In the post-GDPR world,

it seems that every online interaction comes packaged with constant reminders of data tracking. For the first time in the digital age, our data can be experienced with the most rudimentary digital verbs: VIEW your data, DOWNLOAD your data, DELETE your data. Previously taken in secret, data now comes hand in hand with consent; but have we become any more in control of our digital footprint? Is it our awareness, our potential for intervention, or is it our passive consent which gives us this shaky semblance of control?

I propose a pair of tools which seek to define a framework for understanding ourselves through our data.

The Tracker

records a user’s mouse and in-use application. In doing so, the Tracker tracks gesture, space, and time and creates three opposing visual representations of a user's computer usage. First, it produces graphs which illuminate paths and hotspots; these visualizations allow a user to query, segment, and animate their data. Second, it produces maps which distribute data across quadrants and can be scaled relatively or to show the maximum at each point. Third, it produces a readable pair of lists (in text and in color) which highlight the texture created by inflection points where a user switches between applications.

The Tracer

extracts Exif metadata from images, specifically their coordinates and timestamps and creates two three opposing visual representations of a user's movement through physical space. In doing so, the Tracer draws paths which illustrate alternative geometries. Rather than mapping this data to specific locations for the purpose of surveillance and tracking, the Tracer considers coordinates abstractly. First, it produces unsorted paths drawn in the order which the Tracer read the image files—these paths are unpredictable in shape and difficult to trace. Second, it produces sorted paths rendered in the order which the images were taken, resulting in traceable, logical paths. Third, it produces overlaid paths which combine both sorted and unsorted paths of the same image sets.

That is all to say,

devoid of context, it is unclear if this data serves a "function". But when we ask questions of "function" and "purpose", it becomes obvious how unfamiliar our data is, despite having always been in our peripheries. Defamiliarization is the Tracer's primary goal, and it does so by interpreting our physical experiences in digital contexts. By highlighting the data embedded in our visual artifacts, it serves as a method of reorganization.
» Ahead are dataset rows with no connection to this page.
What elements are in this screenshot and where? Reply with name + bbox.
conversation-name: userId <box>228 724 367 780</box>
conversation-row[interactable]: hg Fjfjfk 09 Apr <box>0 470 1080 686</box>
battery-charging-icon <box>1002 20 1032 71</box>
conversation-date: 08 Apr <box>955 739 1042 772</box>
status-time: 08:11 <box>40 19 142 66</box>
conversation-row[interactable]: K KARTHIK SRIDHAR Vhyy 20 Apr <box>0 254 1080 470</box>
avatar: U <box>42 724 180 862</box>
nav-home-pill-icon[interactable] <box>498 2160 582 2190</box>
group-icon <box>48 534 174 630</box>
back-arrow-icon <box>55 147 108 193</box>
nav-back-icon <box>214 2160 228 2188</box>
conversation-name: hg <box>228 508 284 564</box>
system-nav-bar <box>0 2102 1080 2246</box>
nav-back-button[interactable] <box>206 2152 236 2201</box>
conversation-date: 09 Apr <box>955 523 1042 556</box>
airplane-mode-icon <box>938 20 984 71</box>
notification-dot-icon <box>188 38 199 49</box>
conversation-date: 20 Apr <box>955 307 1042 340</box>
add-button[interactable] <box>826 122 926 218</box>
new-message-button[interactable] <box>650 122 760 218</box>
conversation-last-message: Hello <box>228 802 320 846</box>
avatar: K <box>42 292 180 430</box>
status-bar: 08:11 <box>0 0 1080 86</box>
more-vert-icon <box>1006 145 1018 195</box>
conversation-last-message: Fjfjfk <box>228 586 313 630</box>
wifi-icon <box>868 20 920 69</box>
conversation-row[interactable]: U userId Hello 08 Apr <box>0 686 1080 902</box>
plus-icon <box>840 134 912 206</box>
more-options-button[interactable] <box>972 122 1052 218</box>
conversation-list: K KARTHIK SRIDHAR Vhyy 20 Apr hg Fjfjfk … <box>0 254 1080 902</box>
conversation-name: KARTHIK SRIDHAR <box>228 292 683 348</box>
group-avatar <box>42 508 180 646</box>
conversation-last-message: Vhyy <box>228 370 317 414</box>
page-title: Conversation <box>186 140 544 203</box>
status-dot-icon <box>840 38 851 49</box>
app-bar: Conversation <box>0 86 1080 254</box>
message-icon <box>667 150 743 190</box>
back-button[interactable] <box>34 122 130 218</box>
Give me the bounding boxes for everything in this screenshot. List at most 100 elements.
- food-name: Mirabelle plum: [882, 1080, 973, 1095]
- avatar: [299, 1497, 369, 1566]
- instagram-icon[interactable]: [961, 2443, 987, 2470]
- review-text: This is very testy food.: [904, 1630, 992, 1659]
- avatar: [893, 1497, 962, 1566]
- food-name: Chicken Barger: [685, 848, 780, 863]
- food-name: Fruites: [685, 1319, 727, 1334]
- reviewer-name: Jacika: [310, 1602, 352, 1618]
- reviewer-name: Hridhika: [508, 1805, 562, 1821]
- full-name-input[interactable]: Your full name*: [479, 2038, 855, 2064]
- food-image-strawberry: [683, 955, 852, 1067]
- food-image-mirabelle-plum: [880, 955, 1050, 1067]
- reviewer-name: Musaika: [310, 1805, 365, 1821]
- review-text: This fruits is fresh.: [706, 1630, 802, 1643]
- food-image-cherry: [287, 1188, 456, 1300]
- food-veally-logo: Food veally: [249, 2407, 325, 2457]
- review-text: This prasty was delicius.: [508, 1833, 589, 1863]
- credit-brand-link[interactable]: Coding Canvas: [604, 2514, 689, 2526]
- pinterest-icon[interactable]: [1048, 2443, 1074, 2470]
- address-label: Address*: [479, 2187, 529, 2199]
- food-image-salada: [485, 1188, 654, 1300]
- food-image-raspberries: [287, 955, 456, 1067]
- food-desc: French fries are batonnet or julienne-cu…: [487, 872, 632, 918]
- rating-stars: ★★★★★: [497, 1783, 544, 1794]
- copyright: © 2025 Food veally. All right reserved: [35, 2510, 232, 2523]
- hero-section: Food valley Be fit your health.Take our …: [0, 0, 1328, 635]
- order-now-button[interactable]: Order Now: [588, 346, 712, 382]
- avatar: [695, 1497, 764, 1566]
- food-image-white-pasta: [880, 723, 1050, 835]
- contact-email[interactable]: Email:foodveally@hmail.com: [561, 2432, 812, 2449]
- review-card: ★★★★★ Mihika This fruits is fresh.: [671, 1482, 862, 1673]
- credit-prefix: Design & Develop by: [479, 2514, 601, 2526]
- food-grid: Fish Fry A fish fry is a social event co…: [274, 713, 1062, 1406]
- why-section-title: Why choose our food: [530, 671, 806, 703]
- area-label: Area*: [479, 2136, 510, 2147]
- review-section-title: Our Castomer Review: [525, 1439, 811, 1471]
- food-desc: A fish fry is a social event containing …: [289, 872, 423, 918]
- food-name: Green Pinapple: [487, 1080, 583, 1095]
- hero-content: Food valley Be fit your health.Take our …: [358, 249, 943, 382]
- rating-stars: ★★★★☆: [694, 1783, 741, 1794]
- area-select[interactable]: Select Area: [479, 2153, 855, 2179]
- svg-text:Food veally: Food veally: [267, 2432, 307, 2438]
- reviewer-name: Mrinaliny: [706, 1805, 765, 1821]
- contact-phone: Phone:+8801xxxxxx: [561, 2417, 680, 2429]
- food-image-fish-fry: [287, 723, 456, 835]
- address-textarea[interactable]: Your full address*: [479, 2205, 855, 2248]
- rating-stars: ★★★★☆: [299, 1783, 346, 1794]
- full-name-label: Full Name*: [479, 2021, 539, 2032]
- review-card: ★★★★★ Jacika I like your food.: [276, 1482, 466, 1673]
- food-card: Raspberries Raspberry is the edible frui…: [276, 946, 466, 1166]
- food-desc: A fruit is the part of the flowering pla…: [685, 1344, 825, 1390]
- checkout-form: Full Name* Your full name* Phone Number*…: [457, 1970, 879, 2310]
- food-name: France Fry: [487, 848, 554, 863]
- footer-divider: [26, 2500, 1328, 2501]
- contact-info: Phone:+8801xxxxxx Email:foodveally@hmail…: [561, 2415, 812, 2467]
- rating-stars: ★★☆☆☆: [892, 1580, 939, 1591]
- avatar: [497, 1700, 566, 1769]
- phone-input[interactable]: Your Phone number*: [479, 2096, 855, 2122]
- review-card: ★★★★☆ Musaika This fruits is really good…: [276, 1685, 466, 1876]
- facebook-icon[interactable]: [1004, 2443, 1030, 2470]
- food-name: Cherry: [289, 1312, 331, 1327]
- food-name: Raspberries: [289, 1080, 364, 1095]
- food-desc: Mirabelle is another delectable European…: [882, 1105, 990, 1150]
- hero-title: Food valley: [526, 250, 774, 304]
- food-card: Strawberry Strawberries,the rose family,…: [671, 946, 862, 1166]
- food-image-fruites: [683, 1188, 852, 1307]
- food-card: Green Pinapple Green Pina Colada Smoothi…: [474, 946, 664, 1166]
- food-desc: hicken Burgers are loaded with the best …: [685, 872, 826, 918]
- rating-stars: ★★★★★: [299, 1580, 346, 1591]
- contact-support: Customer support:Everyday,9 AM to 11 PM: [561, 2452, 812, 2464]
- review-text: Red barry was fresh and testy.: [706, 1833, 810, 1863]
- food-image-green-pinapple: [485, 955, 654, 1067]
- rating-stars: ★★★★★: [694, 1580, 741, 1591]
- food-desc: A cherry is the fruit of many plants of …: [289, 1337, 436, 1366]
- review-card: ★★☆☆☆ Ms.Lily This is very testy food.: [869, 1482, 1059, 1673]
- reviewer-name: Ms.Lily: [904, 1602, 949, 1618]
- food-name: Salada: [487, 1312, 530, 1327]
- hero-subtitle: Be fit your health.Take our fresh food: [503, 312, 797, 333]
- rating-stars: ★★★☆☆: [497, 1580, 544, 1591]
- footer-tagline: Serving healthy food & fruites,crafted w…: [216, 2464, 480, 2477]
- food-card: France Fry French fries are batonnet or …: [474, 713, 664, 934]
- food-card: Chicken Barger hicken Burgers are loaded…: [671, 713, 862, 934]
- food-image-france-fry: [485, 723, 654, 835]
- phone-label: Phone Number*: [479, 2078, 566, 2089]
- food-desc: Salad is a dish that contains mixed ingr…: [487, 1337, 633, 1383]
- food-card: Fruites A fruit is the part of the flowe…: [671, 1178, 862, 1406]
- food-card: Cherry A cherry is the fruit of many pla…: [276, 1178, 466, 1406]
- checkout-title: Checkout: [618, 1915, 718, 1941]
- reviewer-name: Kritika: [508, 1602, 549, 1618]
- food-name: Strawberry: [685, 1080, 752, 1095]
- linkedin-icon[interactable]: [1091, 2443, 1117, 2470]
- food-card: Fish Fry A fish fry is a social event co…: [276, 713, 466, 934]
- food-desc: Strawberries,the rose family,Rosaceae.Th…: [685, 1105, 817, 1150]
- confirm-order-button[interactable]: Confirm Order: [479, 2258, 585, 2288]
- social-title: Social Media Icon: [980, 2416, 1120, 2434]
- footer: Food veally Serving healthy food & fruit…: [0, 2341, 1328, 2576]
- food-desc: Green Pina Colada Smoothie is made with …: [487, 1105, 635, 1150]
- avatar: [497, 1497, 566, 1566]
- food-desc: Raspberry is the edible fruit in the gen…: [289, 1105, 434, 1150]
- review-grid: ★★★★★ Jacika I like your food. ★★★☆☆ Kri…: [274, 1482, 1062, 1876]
This data, similar to mouse coordinates, exists like radio static in the background of our digital environments. The Tracker—by centering the minutia and creating mass amounts of it—seeks to reverse the conversation, serving as a platform for reflection, commentary, and retort. The estranged images we're left with are untraceable maps between windows, images, and points of interest.

Rather than tracking tasks and analyzing trends for the purpose of creating a sellable product, these tools only make us more aware of ourselves. They reduce all interactions to data, but in the end, it must be asked if through this process of data collection, if we've actually gained anything at all. And how can we claim that this data is personal when we've never before seen it, and certainly don't recognize it?

Why do we need a computer to perform these tasks for us, anyway? Could humans not pay attention to these pieces of data, ourselves? Maybe most crucially, have we ever thought to ask if any of this is fun or arousing? That is, do we like our data and what it allows us to see, feel, and believe?

Who defines digital behavior, and what differentiates it from our physical behavior? How are we learning to develop technological biases? And as we socially distance and learn to be hyper-aware of how we move through public, physical spaces, how are we (re-)learning to move through our private, digital spaces?